The hyperfocus on threats and dangers made me ill, so I turned to literature. I devoured novels with protagonists in the throes of motherhood and contemplated what this transformation would mean for my own life. I craved a vision of my future, even if the images of motherhood from fiction were complicated, raw and sometimes far from rosy. Physically consumed by the oppressive heat and the discomforts of pregnancy, I paused on Ursula K. LeGuin’s description of childcare as “thinking with one’s whole body” and Louise Erdich’s assertion that parents “live and work with a divided consciousness.” My mind tried to wrap itself around the strange divisions happening inside of me.

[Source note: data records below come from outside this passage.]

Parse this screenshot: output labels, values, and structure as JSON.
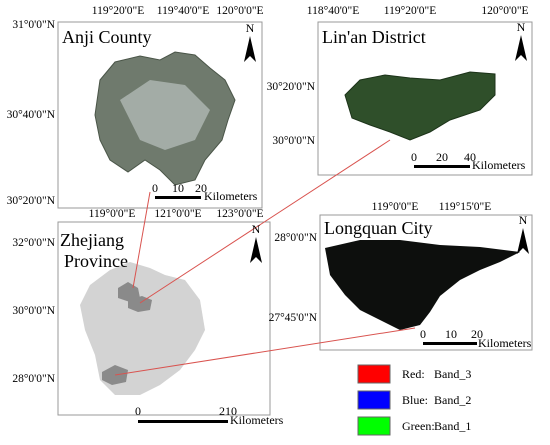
{
  "north_label": "N",
  "panels": [
    {
      "title": "Anji County",
      "lon_labels": [
        "119°20'0\"E",
        "119°40'0\"E",
        "120°0'0\"E"
      ],
      "lat_labels": [
        "31°0'0\"N",
        "30°40'0\"N",
        "30°20'0\"N"
      ],
      "scale_ticks": [
        "0",
        "10",
        "20"
      ],
      "scale_unit": "Kilometers"
    },
    {
      "title": "Lin'an District",
      "lon_labels": [
        "118°40'0\"E",
        "119°20'0\"E",
        "120°0'0\"E"
      ],
      "lat_labels": [
        "30°20'0\"N",
        "30°0'0\"N"
      ],
      "scale_ticks": [
        "0",
        "20",
        "40"
      ],
      "scale_unit": "Kilometers"
    },
    {
      "title": [
        "Zhejiang",
        "Province"
      ],
      "lon_labels": [
        "119°0'0\"E",
        "121°0'0\"E",
        "123°0'0\"E"
      ],
      "lat_labels": [
        "32°0'0\"N",
        "30°0'0\"N",
        "28°0'0\"N"
      ],
      "scale_ticks": [
        "0",
        "210"
      ],
      "scale_unit": "Kilometers"
    },
    {
      "title": "Longquan City",
      "lon_labels": [
        "119°0'0\"E",
        "119°15'0\"E"
      ],
      "lat_labels": [
        "28°0'0\"N",
        "27°45'0\"N"
      ],
      "scale_ticks": [
        "0",
        "10",
        "20"
      ],
      "scale_unit": "Kilometers"
    }
  ],
  "legend": [
    {
      "color": "#ff0000",
      "label": "Red:",
      "band": "Band_3"
    },
    {
      "color": "#0000ff",
      "label": "Blue:",
      "band": "Band_2"
    },
    {
      "color": "#00ff00",
      "label": "Green:",
      "band": "Band_1"
    }
  ]
}
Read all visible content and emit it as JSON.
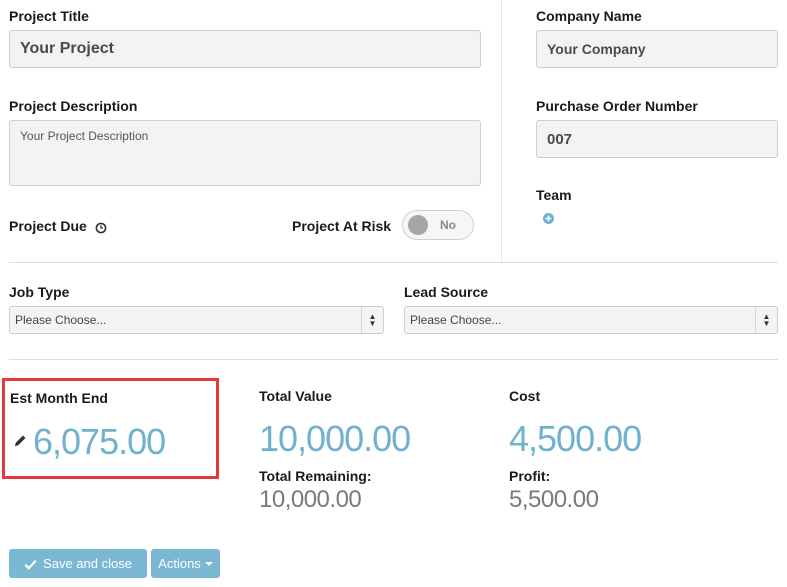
{
  "fields": {
    "project_title_label": "Project Title",
    "project_title_value": "Your Project",
    "company_name_label": "Company Name",
    "company_name_value": "Your Company",
    "project_description_label": "Project Description",
    "project_description_value": "Your Project Description",
    "po_number_label": "Purchase Order Number",
    "po_number_value": "007",
    "project_due_label": "Project Due",
    "project_at_risk_label": "Project At Risk",
    "project_at_risk_toggle": "No",
    "team_label": "Team",
    "job_type_label": "Job Type",
    "job_type_value": "Please Choose...",
    "lead_source_label": "Lead Source",
    "lead_source_value": "Please Choose..."
  },
  "stats": {
    "est_month_end_label": "Est Month End",
    "est_month_end_value": "6,075.00",
    "total_value_label": "Total Value",
    "total_value": "10,000.00",
    "cost_label": "Cost",
    "cost_value": "4,500.00",
    "total_remaining_label": "Total Remaining:",
    "total_remaining_value": "10,000.00",
    "profit_label": "Profit:",
    "profit_value": "5,500.00"
  },
  "actions": {
    "save_label": "Save and close",
    "actions_label": "Actions"
  },
  "colors": {
    "accent": "#6fb1cf",
    "button": "#7ab7d3",
    "highlight": "#e8383b"
  }
}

One place of refuge was the Prado Museum, both for its collection of European art and for its air conditioning. I found unexpected solace in alternative visions of reality like the surreal chaos of Hieronymus Bosch’s The Garden of Earthly Delights, a triptych that juxtaposes the bliss of the Garden of Eden with the terrors of hell. While the painting reveals the fiery consequences of gluttony and hedonism, it also shows humans in control of their own fates. As I stood among the crowd gathered before Bosch’s outrageous panels, my eyes traveled from heaven to earth to hell, and my mind went to climate change. Although the revelers in the earth panel do not know what is coming, Bosch delivers a resolution in the hell panel, with scenes of burning cities and bizarre hellscapes — a strangely satisfying, if twisted, sequence.

But I was most drawn to the countless paintings of the Visitation throughout the collection, especially one by the Italian Renaissance master Raphael. Mary looks down at her pregnant stomach, serene but perhaps unaware, while her cousin Elizabeth gazes at her with a look of intense awe, as if she sees into the future, as if she understands something even Mary does not. Behind them, a scene foretells what is to come: Jesus’s baptism by John in the River Jordan. From the viewer’s perspective, Mary’s experience of the ambiguous present and uncertain future is resolved in the prophetic background scene.

On yet another 106-degree day, Nick and I went to our first doctor’s appointment and heard the heartbeat through the ultrasound and learned the baby was four millimeters long. After the appointment, we went to a café to celebrate with icy sparkling water. We kept staring at each other in disbelief and tried to measure four millimeters in the air between our fingers, marveling at the space we held. We walked through Plaza Mayor, a square humming with life, where refugees sold knockoff Prada bags and sweaty tourists ate overpriced tapas. We sat on a bench and watched a balloon artist make a giraffe for a German family.

That night, we walked along the Manzanares River and followed the distant sounds of life and boom-box music to a park where fountains shot water 20 feet into the air and kids splashed in anticipation of their next release. Families camped out on picnic blankets with sandwiches and 2-liter bottles of Coke, talking and laughing and drying toddlers with towels. For a moment, a cool breeze swept across our corner of the park, and it was like we all had escaped from the fire of Bosch’s inferno. Then the water came again, the children cackled with glee, and the parents splashed themselves in the fountain’s cool relief, like the promise of the Visitation, like a vision of a possible future.


Beth Spesia Muench’s essay won first place in this magazine’s 10th annual Young Alumni Essay Contest — the Schaal Prize, named for former managing editor Carol Schaal ’91M.A. Muench, who majored in the Program of Liberal Studies and in peace studies, lives in Los Angeles with her husband, Nick ’15. They are expecting their first child in March.